I know the church can be good at taking care of people who enter it wounded. At least for a time. The church’s goal would be to eventually convert this person into an active member of the congregation.
But what about people who get wounded by the church? Why does the church fail to help these? We could talk about the normal reasons like not being able to accept responsibility for hurting people; or denial that wounding occurred at all; or embarrassment that the church actually did hurt someone; or the commitment admitting it is harmful may require.
But I think the number one reason why the church fails to help those it wounds is its obsession with usefulness. That is, the church is interested in how useful we are to its agenda. Generally, the church disdains neediness and loves usefulness. Pushed to its logical conclusion, the church punishes neediness and rewards usefulness. This is why, no matter how much we’re hurting, as long as we’re contributing… financially, volunteering, or otherwise… we will be rewarded. Otherwise, we will be left behind.
The number of victims the church has created and left in its wake is baffling.
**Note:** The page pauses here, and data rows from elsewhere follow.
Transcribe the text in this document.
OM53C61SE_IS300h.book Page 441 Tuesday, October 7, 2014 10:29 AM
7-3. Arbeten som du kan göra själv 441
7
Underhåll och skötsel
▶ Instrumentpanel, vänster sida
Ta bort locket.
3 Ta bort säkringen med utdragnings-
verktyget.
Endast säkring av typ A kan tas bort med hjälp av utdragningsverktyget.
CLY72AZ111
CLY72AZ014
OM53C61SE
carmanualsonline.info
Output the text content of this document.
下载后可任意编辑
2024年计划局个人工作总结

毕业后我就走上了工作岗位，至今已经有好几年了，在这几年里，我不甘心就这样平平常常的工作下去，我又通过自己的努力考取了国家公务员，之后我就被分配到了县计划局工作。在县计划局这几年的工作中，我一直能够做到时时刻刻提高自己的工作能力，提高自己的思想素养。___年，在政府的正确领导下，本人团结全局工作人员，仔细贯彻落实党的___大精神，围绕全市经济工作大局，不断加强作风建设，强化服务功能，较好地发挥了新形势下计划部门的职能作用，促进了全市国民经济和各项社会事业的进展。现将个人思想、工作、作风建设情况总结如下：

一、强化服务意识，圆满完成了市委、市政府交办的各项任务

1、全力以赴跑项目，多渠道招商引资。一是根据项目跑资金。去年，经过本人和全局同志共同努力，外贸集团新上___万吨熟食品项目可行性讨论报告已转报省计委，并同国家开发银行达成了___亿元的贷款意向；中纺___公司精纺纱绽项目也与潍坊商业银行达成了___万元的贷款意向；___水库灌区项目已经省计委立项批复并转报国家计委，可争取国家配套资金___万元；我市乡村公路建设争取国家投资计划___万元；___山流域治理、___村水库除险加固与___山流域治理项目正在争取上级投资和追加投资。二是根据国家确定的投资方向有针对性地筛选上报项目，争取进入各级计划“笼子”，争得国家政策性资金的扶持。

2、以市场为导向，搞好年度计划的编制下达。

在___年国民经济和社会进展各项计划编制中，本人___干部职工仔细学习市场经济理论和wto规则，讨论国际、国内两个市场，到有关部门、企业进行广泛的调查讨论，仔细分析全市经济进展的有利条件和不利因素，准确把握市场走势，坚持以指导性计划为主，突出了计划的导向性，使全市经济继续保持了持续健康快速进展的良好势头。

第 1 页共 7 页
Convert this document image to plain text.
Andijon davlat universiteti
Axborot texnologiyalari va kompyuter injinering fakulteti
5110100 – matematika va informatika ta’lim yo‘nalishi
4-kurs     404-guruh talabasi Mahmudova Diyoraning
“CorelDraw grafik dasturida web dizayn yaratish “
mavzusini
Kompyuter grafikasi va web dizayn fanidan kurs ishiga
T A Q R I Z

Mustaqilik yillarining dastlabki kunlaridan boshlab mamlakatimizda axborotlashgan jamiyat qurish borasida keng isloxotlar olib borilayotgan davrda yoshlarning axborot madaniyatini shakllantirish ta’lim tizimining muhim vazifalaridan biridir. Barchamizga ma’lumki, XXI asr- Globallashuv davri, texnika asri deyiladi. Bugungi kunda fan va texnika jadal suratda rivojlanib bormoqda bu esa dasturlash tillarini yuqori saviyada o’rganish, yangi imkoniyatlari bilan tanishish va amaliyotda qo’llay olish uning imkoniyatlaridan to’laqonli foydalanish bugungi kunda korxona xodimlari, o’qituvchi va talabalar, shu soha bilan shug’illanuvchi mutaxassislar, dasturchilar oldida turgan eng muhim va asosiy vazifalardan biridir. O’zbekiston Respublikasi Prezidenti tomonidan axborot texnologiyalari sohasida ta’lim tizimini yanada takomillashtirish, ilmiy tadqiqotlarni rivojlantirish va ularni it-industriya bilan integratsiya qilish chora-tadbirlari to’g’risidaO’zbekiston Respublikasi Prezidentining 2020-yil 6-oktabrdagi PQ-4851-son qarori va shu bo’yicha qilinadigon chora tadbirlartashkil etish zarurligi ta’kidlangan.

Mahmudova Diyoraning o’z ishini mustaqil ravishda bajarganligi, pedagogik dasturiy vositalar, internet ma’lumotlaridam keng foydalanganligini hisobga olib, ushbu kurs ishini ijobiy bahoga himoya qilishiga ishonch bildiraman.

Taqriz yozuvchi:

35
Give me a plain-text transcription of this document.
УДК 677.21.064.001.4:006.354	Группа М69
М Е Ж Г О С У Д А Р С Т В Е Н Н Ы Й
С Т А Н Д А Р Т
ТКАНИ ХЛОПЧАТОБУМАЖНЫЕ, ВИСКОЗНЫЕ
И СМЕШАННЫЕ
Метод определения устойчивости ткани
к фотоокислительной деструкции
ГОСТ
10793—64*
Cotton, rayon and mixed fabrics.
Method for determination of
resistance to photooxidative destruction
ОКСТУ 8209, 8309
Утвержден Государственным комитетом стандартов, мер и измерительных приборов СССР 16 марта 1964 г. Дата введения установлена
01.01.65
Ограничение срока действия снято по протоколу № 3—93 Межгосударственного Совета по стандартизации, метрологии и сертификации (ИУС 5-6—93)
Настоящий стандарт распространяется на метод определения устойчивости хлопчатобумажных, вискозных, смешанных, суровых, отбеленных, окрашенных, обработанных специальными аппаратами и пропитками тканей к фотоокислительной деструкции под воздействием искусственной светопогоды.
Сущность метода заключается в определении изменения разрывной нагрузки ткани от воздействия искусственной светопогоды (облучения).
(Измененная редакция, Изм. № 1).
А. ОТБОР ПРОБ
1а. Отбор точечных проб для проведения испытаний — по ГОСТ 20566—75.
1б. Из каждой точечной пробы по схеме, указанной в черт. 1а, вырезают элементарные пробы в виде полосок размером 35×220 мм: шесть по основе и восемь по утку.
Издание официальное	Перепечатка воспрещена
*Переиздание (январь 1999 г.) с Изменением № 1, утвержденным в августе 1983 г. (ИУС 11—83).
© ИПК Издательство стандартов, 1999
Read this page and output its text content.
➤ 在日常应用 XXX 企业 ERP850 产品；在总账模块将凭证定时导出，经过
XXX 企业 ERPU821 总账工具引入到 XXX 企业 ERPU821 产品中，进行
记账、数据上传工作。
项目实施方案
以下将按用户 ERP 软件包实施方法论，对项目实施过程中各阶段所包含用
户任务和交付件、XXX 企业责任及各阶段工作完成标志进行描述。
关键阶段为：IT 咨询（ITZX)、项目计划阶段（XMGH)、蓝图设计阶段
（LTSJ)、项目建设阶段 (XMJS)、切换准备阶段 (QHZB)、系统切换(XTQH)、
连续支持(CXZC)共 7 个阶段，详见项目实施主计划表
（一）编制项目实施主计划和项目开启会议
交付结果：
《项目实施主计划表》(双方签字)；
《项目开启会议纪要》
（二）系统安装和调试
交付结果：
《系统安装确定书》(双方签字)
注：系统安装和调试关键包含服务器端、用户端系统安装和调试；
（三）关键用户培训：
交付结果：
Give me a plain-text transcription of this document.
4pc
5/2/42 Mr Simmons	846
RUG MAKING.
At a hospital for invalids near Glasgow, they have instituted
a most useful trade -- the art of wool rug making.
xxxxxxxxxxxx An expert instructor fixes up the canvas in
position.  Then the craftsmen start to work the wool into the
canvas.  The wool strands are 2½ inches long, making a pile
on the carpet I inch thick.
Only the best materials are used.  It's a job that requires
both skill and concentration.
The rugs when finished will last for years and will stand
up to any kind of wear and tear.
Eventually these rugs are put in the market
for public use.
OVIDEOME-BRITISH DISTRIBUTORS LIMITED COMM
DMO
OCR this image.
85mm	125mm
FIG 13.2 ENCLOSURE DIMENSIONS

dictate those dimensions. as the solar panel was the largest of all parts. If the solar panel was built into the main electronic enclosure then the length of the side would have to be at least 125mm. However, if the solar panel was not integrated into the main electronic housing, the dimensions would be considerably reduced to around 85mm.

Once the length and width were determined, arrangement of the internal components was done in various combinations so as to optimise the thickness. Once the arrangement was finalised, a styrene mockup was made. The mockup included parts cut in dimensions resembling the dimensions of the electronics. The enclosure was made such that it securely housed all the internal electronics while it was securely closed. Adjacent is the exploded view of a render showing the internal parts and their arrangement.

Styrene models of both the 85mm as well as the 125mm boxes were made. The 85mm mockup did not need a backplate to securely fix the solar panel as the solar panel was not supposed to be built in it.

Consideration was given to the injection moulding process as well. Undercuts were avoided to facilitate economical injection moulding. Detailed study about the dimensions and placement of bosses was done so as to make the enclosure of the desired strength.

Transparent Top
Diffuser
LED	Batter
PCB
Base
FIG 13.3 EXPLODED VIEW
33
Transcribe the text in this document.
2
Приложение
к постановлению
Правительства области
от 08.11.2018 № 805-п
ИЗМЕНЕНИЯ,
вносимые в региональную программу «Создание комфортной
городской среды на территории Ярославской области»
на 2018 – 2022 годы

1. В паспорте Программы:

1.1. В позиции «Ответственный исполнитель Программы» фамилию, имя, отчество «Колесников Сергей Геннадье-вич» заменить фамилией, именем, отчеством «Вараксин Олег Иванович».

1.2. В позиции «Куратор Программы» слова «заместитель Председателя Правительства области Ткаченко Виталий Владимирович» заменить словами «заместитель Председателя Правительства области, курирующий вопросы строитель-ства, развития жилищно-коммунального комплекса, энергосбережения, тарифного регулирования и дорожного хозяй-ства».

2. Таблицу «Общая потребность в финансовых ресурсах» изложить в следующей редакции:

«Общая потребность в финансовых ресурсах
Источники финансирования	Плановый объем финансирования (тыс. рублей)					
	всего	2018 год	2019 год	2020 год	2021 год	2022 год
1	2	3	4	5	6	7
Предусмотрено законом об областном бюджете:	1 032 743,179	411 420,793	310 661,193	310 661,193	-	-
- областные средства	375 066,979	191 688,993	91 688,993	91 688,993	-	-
I suggest it is epidemic. But nobody cares because what’s to be gained by caring for them? They are like how many perceive rape victims: used goods, finished up, disposable, a shameful tragedy to be dismissed and forgotten. Who wants to keep victims around? They are a constant drag on the system, an expense, an irrecoverable loss, a sucking parasite, a write-off, dead wood, an extra-grace-required, a burden that prevents the church from achieving its goals.
Dragging people out of the river is important. But stopping who’s throwing them in upstream is even more urgent.
This, I feel, is the task before me.